Apesar do conhecimento adquirido ao longo da trajetória civilizatória em torno da gestão dos recursos hídricos, as tensões entre os recursos hídricos disponíveis e as demandas sociais têm crescido em muitos espaços do mundo (MADANI, 2014).
Taylor (2014) reflete sobre a análise global feita por Wada et al. (2014) e revela uma crescente dependência da sociedade em relação ao uso de água doce derivada de reservas de água subterrâneas a taxas maiores do que as de recarga desses mananciais, o que pode levar a um esgotamento dessas reservas e o agravamento da escassez de água no futuro.
O uso de água doce aumentou em 50% entre 1960 e 2010, devido à expansão da agricultura em diversos países do mundo. Esse aumento é atribuído, principalmente, às retiradas de água subterrâneas para irrigação de cultivos, sobretudo em áreas que estão sobrepostas a essas reservas. As projeções futuras indicam que as mudanças climáticas irão impactar os regimes pluviométricos. Durante estiagens mais prolongadas, uma intensificação do uso de água subterrânea pode, muitas vezes, exceder as taxas naturais de recarga desses sistemas. A situação pode ser crítica no caso de áreas de plantio sobrepostas à aquíferos de baixa recarga, e.g. Mediterrâneo, na África do Sul, nos Estados Unidos, no México e no Oriente Médio. Estima-se que a utilização desses recursos aumentará em um terço até o fim do século XXI e corresponderá a 40% do consumo humano de água (WADA et al., 2014), dado que em um planeta em aquecimento, as estiagens deverão ser mais prolongadas (ALLAN et al., 2010).
Aos possíveis impactos decorrentes das mudanças climáticas somam-se o fenômeno da urbanização e o aumento nos níveis de produção e de consumo de milhões de habitantes concentrados em torno das regiões metropolitanas. Os novos produtores e consumidores vêm sendo incorporados aos diversos mercados de bens e serviços por força dos ganhos de produtividade decorrentes da Terceira Revolução Científica e Tecnológica, do surgimento do socialismo de mercado chinês e da maior distribuição de renda em muitos países emergentes (BRASIL, 2008).
É preciso entender, também, como os riscos climáticos associam-se à vulnerabilidade socioambiental em certas áreas, assim como perceber se a redução da pobreza pode diminuir essa vulnerabilidade frente a eventos extremos (O’NEILL, 2014). Tal questão demanda investigação sobre os resultantes sócio-político-econômicos das políticas climáticas sobre aqueles que se beneficiam ou são afetados negativamente e as influências de poderosos grupos de interesse (HALLEGATTE; MACH, 2016).
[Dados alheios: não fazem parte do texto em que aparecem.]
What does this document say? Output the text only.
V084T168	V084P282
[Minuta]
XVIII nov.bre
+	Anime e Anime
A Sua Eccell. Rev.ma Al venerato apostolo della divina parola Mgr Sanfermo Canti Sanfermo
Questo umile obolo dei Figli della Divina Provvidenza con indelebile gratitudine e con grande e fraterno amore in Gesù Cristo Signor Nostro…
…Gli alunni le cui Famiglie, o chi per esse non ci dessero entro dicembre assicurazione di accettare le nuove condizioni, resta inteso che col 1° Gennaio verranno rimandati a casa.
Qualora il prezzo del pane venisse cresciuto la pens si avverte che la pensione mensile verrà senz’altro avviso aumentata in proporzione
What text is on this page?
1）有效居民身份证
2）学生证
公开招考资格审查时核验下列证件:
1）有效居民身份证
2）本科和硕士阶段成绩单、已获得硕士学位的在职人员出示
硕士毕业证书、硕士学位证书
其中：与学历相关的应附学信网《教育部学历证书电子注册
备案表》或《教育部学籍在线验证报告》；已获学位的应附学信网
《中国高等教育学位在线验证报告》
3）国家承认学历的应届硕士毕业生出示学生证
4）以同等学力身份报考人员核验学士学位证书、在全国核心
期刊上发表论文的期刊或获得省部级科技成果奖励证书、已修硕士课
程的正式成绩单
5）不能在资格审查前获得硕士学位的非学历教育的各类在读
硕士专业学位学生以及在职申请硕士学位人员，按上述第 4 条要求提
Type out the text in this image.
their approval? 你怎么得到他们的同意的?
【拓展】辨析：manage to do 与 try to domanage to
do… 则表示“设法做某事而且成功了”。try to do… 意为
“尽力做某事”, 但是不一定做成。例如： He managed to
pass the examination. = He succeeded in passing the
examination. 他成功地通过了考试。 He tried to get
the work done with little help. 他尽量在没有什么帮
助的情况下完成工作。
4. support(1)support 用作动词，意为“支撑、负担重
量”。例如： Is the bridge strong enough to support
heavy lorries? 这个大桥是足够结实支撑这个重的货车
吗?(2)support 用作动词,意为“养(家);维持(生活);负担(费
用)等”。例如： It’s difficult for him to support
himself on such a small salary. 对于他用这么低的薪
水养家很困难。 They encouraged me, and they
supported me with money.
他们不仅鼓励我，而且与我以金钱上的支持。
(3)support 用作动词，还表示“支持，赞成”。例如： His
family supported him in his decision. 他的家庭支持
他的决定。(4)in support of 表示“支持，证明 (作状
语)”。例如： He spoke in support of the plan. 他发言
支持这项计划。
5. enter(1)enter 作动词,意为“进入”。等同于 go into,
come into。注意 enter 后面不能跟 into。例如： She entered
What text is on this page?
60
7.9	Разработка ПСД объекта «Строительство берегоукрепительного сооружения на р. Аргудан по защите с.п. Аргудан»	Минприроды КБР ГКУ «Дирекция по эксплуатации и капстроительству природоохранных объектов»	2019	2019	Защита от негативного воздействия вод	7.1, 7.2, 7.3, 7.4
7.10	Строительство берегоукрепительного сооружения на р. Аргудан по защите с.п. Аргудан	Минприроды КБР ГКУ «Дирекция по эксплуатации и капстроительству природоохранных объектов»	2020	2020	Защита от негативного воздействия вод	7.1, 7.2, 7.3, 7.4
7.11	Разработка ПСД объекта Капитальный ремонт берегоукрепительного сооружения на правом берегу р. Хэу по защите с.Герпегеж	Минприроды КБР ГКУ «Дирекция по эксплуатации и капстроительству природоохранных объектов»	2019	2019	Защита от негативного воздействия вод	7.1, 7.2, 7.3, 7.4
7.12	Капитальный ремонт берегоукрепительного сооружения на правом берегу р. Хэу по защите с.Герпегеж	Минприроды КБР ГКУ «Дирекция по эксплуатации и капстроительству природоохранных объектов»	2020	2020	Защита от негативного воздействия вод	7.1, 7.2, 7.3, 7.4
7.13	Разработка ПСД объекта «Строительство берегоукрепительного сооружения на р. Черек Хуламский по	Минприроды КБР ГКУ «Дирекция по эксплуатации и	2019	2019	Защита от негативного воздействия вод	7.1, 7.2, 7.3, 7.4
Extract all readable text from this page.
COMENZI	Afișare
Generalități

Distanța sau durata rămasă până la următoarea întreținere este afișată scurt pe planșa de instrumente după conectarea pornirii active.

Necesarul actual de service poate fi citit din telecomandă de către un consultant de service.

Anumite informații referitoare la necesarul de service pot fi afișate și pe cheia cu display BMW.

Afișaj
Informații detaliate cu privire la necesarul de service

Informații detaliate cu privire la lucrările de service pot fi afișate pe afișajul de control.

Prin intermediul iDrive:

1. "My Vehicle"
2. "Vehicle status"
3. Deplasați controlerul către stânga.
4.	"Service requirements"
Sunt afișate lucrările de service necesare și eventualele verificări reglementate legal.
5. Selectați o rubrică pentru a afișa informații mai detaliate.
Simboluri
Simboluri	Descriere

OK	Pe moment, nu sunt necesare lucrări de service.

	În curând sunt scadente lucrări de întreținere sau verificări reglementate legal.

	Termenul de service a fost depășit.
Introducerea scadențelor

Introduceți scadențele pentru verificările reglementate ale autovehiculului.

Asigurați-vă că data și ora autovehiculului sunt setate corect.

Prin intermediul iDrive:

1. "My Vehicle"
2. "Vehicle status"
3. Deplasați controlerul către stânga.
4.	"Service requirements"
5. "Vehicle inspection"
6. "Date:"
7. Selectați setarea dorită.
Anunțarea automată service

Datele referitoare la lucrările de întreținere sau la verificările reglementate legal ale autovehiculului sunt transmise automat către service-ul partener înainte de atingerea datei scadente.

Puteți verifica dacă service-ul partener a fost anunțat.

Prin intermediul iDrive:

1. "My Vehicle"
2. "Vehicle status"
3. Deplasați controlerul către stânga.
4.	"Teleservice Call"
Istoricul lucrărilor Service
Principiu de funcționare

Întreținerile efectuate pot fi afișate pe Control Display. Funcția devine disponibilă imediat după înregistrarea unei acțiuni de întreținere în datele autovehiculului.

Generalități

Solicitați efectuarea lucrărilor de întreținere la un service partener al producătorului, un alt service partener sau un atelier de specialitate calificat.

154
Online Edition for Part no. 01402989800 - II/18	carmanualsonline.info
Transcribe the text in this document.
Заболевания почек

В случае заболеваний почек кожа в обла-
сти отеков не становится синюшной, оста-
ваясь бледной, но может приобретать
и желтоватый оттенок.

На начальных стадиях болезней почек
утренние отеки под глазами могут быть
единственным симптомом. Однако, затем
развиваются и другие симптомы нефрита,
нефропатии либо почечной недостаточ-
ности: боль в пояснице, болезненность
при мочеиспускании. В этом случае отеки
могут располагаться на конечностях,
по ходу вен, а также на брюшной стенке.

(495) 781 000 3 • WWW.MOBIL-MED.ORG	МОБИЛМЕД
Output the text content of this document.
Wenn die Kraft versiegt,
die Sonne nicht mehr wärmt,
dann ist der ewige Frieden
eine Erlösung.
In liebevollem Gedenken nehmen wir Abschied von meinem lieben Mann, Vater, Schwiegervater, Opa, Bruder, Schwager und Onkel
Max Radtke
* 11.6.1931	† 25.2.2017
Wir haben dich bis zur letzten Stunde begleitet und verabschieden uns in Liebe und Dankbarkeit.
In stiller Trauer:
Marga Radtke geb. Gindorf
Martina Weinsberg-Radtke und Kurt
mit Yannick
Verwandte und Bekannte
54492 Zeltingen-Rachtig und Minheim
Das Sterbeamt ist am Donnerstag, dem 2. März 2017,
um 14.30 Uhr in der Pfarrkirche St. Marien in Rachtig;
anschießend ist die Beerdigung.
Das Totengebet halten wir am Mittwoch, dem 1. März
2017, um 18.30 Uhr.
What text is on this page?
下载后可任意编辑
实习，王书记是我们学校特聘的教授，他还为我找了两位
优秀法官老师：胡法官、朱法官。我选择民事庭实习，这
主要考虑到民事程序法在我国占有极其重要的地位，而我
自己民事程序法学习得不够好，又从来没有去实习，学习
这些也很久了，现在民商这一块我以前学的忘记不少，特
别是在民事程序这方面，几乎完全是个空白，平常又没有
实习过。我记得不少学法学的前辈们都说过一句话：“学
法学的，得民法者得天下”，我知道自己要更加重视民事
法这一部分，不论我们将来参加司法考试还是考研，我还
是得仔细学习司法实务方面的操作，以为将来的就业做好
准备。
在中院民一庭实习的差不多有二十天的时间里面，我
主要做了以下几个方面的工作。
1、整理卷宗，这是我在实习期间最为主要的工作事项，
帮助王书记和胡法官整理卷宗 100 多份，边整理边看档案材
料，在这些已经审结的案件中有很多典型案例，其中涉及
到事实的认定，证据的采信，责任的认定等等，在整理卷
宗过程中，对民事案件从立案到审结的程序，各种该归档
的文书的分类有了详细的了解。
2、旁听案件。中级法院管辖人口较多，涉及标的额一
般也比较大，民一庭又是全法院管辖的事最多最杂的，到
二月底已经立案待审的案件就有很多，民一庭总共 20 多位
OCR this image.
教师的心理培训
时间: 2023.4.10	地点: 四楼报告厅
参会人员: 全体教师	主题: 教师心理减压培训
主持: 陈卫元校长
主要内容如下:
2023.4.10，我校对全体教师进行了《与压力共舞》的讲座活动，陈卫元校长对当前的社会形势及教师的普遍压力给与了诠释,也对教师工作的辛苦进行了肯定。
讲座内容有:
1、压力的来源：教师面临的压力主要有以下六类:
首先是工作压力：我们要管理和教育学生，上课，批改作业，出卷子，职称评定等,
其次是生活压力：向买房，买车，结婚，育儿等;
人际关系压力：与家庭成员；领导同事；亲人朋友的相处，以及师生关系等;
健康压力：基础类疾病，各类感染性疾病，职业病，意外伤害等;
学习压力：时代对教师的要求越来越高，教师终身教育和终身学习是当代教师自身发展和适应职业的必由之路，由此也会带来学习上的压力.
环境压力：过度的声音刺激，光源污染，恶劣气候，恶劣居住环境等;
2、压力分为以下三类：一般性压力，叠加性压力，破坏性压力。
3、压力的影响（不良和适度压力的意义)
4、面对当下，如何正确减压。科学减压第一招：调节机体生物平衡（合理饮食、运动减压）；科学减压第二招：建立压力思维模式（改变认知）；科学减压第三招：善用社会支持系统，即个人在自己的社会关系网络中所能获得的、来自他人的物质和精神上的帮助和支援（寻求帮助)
Em 2015, a Agência Nacional de Águas (ANA) dedicou um encarte especial para abordar a crise hídrica com enfoque para a seca que atingiu significativamente as regiões Nordeste e Sudeste do Brasil. Desde 2012, a gradativa e intensa redução nos índices pluviométricos, em algumas regiões do país, tem prejudicado, de forma significativa, a oferta de água destinada ao abastecimento público, em especial, no semiárido brasileiro e nas regiões metropolitanas dos estados do Rio de Janeiro e de São Paulo. Além disso, setores como o de irrigação e de energia hidrelétrica também estão sendo afetados pelos baixos índices de chuva e pelo menor volume de água armazenado nos reservatórios.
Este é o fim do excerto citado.